# Dot product - two points and a projection

Mugen112

## Homework Statement

A person starts at coordinates (-2, 3) and arrived at coordinates (0, 6). If he began walking in the direction of the vector v=3i+2j and changes direction only once, when he turns at a right angle, what are the coordinates of the point where he makes the turn.

## Homework Equations

projection of u onto v = (u dot v/abs(v)^2)(v)
scalar projection = abs(u)cos($$\theta$$)

## The Attempt at a Solution

I'm not even sure what equations to use! I'm looking at the problem trying to think about ways I can handle it, but nothing works. I've tried moving the first point to the origin and moving the second point to its corresponding point from the first, then I can get the vector of those two points. Then take the vector of where he first started walking to then project it onto the first, then that gives me the projection of the second onto the first. I can get the scalar projection as well, but how am I supposed to get the points at which he stops and turns?

Homework Helper
The points lying along his initial walking direction can be expressed as (-2+3t,3+2t) with t a real number. At some value of t the vector difference between (-2+3t,3+2t) and (0,6) will be orthogonal to the walking direction 3i+2j. Can you find that value of t?

Mugen112
Still not sure how to do the problem. Getting kind of frustrated. So the vector difference.. meaning ((-2+3t, 3+2t) - (0,6)) (dot) (3i+2j) = 0? Then solve for t?

Last edited:
Homework Helper
Still not sure how to do the problem. Getting kind of frustrated. So the vector difference.. meaning ((-2+3t, 3+2t) - (0,6)) (dot) (3i+2j) = 0? Then solve for t?

Yes. Do you see why?

Mugen112
I can see the concept, but I don't understand how it would work. After I take the difference, I will be solving for t. There would be two equations with t correct? One for i and one for j? I tried this and got the wrong answer.

Homework Helper
I can see the concept, but I don't understand how it would work. After I take the difference, I will be solving for t. There would be two equations with t correct? One for i and one for j? I tried this and got the wrong answer.

No. One equation for t. After you take the dot product i and j disappear, don't they? The dot product is just a number.

Mugen112
Oh right, dot product is just one number. So I did the calculations, and I get..

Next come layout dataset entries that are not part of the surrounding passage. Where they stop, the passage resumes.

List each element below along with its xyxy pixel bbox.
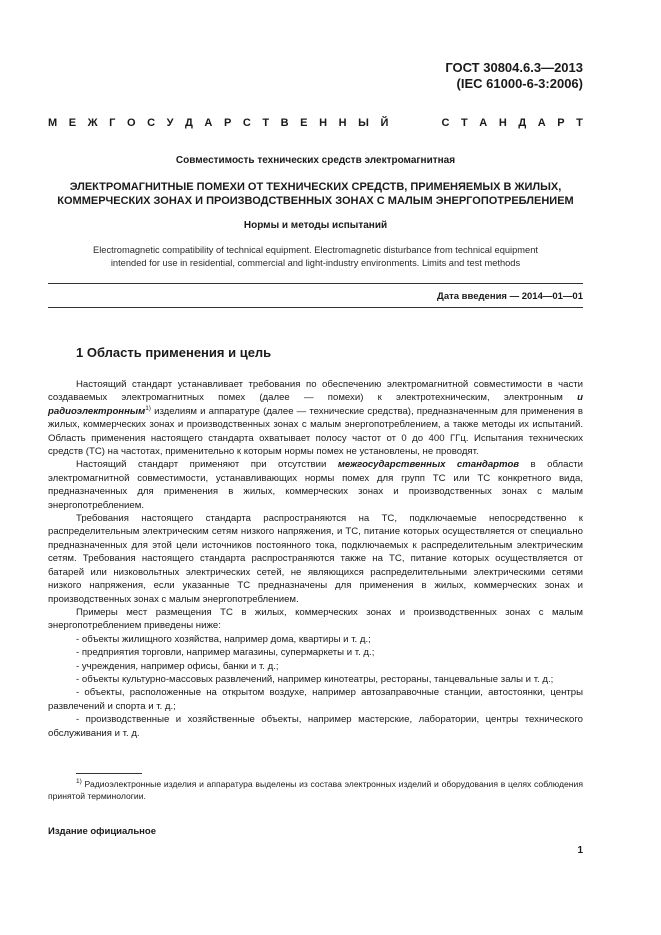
english-title-line-2: intended for use in residential, commercial and light-industry environments. Limits and test methods bbox=[110, 258, 521, 268]
banner-word1-letter: Й bbox=[380, 117, 389, 129]
section-body bbox=[48, 378, 583, 740]
banner-word2-letter: А bbox=[479, 117, 488, 129]
banner-word1-letter: Е bbox=[300, 117, 308, 129]
banner-word2-letter: Н bbox=[498, 117, 507, 129]
divider-bottom bbox=[48, 307, 583, 308]
emphasis-radioelectronic: и радиоэлектронным bbox=[48, 392, 583, 417]
list-item: - производственные и хозяйственные объекты, например мастерские, лаборатории, центры технического обслуживания и т. д. bbox=[48, 714, 583, 739]
banner-word1-letter: Ы bbox=[358, 117, 369, 129]
banner-word2-letter: Р bbox=[557, 117, 565, 129]
banner-word1-letter: Г bbox=[109, 117, 116, 129]
banner-word1-letter: У bbox=[166, 117, 174, 129]
footnote-separator bbox=[76, 773, 142, 774]
iec-number: (IEC 61000-6-3:2006) bbox=[456, 76, 583, 91]
gost-number: ГОСТ 30804.6.3—2013 bbox=[445, 60, 583, 75]
banner-word1-letter: М bbox=[48, 117, 58, 129]
banner-word1-letter: В bbox=[280, 117, 289, 129]
footnote-text: Радиоэлектронные изделия и аппаратура выделены из состава электронных изделий и оборудования в целях соблюдения принятой терминологии. bbox=[48, 779, 583, 801]
banner-word1-letter: Ж bbox=[87, 117, 98, 129]
banner-gap bbox=[400, 117, 430, 129]
introduction-date: Дата введения — 2014—01—01 bbox=[437, 291, 583, 302]
english-title bbox=[48, 244, 583, 270]
norms-heading: Нормы и методы испытаний bbox=[243, 220, 388, 231]
banner-word1-letter: С bbox=[242, 117, 251, 129]
official-edition-label: Издание официальное bbox=[48, 826, 156, 837]
banner-word2-letter: Т bbox=[461, 117, 468, 129]
english-title-line-1: Electromagnetic compatibility of technical equipment. Electromagnetic disturbance from technical equipment bbox=[93, 245, 538, 255]
section-heading: 1 Область применения и цель bbox=[76, 345, 272, 360]
banner-word2-letter: А bbox=[537, 117, 546, 129]
banner-word1-letter: Н bbox=[319, 117, 328, 129]
paragraph-4: Примеры мест размещения ТС в жилых, коммерческих зонах и производственных зонах с малым энергопотреблением приведены ниже: bbox=[48, 606, 583, 632]
interstate-standard-banner bbox=[48, 117, 583, 129]
footnote-marker: 1) bbox=[76, 778, 82, 785]
paragraph-1: Настоящий стандарт устанавливает требования по обеспечению электромагнитной совместимости в части создаваемых электромагнитных помех (далее — помехи) к электротехническим, электронным и радиоэлектронным$^{1)}$ изделиям и аппаратуре (далее — технические средства), предназначенным для применения в жилых, коммерческих зонах и производственных зонах с малым энергопотреблением, а также методы их испытаний. Область применения настоящего стандарта охватывает полосу частот от 0 до 400 ГГц. Испытания технических средств (ТС) на частотах, применительно к которым нормы помех не установлены, не проводят. bbox=[48, 379, 583, 458]
list-item: - объекты, расположенные на открытом воздухе, например автозаправочные станции, автостоянки, центры развлечений и спорта и т. д.; bbox=[48, 687, 583, 712]
banner-word1-letter: Т bbox=[262, 117, 270, 129]
document-title bbox=[48, 180, 583, 208]
banner-word1-letter: Н bbox=[338, 117, 347, 129]
banner-word1-letter: Д bbox=[185, 117, 193, 129]
emphasis-interstate-standards: межгосударственных стандартов bbox=[337, 459, 520, 471]
document-subtitle: Совместимость технических средств электромагнитная bbox=[175, 155, 456, 166]
banner-word1-letter: А bbox=[204, 117, 213, 129]
standard-designation bbox=[445, 60, 583, 92]
footnote bbox=[48, 778, 583, 802]
title-line-1: ЭЛЕКТРОМАГНИТНЫЕ ПОМЕХИ ОТ ТЕХНИЧЕСКИХ СРЕДСТВ, ПРИМЕНЯЕМЫХ В ЖИЛЫХ, bbox=[69, 181, 562, 193]
banner-word2-letter: С bbox=[441, 117, 450, 129]
banner-word1-letter: Р bbox=[223, 117, 232, 129]
banner-word1-letter: С bbox=[147, 117, 156, 129]
list-item: - объекты жилищного хозяйства, например дома, квартиры и т. д.; bbox=[76, 633, 371, 645]
paragraph-2: Настоящий стандарт применяют при отсутствии межгосударственных стандартов в области электромагнитной совместимости, устанавливающих нормы помех для групп ТС или ТС конкретного вида, предназначенных для применения в жилых, коммерческих зонах и производственных зонах с малым энергопотреблением. bbox=[48, 459, 583, 511]
banner-word1-letter: Е bbox=[68, 117, 77, 129]
banner-word2-letter: Т bbox=[576, 117, 583, 129]
divider-top bbox=[48, 283, 583, 284]
list-item: - объекты культурно-массовых развлечений, например кинотеатры, рестораны, танцевальные залы и т. д.; bbox=[76, 673, 554, 685]
paragraph-3: Требования настоящего стандарта распространяются на ТС, подключаемые непосредственно к распределительным электрическим сетям низкого напряжения, и ТС, питание которых осуществляется от специально предназначенных для этой цели источников постоянного тока, подключаемых к распределительным электрическим сетям. Требования настоящего стандарта распространяются также на ТС, питание которых осуществляется от батарей или низковольтных электрических сетей, не являющихся распределительными электрическими сетями низкого напряжения, если указанные ТС предназначены для применения в жилых, коммерческих зонах и производственных зонах с малым энергопотреблением. bbox=[48, 513, 583, 605]
list-item: - учреждения, например офисы, банки и т. д.; bbox=[76, 660, 279, 672]
title-line-2: КОММЕРЧЕСКИХ ЗОНАХ И ПРОИЗВОДСТВЕННЫХ ЗОНАХ С МАЛЫМ ЭНЕРГОПОТРЕБЛЕНИЕМ bbox=[57, 195, 574, 207]
banner-word1-letter: О bbox=[126, 117, 136, 129]
footnote-reference[interactable]: 1) bbox=[145, 404, 151, 412]
page-number: 1 bbox=[577, 845, 583, 856]
banner-word2-letter: Д bbox=[518, 117, 527, 129]
list-item: - предприятия торговли, например магазины, супермаркеты и т. д.; bbox=[76, 647, 375, 659]
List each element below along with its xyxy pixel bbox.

(-2+3t, 3+2t) - (0,6) (dot) (3i+2j) = 0

(-2+3t, -3+2t) (dot) (3i + 2j) = 0

(-6+9t) + (-6+4t) = 0

(-12+13t)=0

t=12/13 ?

So after I get t, I plug it back into (-2 + 3t, 3 +2t) ? I tried this and still get the incorrect answer.

Mugen112
Ah, caught my own mistake. I used the vector difference instead of the first vector. Thanks for all the help!!!!